Read the criteria for DPF regeneration.

I had a 7000 rpm redline engine that I frequently drove at 7K and frequently buried the tach at 10K.


----------



## Hoooper (Jun 17, 2013)

jzdavE70 said:


> How is that different from me being at 2300k when I'm doing 80 on the freeway?


The engine would love to be at a lower RPM while cruising 80 on the freeway, but the transmission just refuses to allow such a thing.



Doug Huffman said:


> Read the criteria for DPF regeneration.
> 
> I had a 7000 rpm redline engine that I frequently drove at 7K and frequently buried the tach at 10K.
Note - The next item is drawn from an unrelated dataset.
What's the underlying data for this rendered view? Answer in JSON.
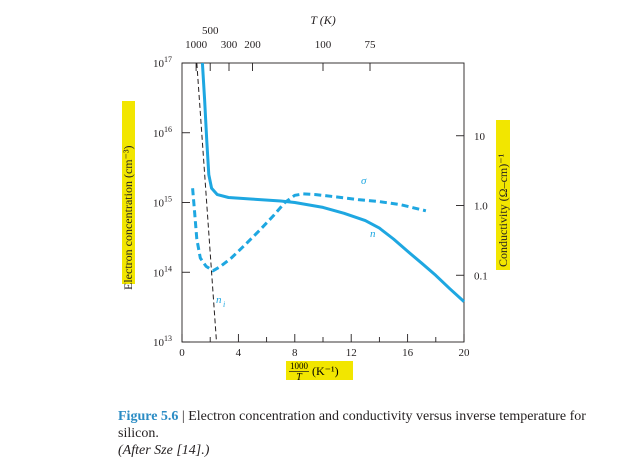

I had successful DPF regenerations at 1700 RPM over almost 80k miles of driving, whats your point?

That car must have had some really short gears to be driving like that around town and in traffic without getting arrested or crashing...


----------



## mcoupejeff (Oct 11, 2002)

I have an 09 X5D and I added my JR Tune at 101,000 miles after my BMW CPO warrantee expired,wish I did it sooner is my only regret. I have their stage 2 with EGR delete tuning and EGR delete pipe. I am having an annoying CEL issue right now at 130,000 miles after just adding the delete pipe recently, but AA Rodriguez is in the process of sending me another ecu to try with a different code. My wife primarily drives the car during the week, and evenings and weekends its the family hauler, and i drive it like we stole it, but she relatively babies it. I recently towed my e90 m3 on a rented haul trailer with lots of luggage and its just a beast. You will not regret a good ecu tune, 65k is young for sure. 

When i installed the EGR delete pipe a at 127k, i looked in to the intake the best I could and my intake inlet at least is hardly caked or blocked. That problem exists in x5's but not nearly as rampant as 335d's due to our higher load and weight being pulled around by the same engine (working harder).

cheers,
Jeff


----------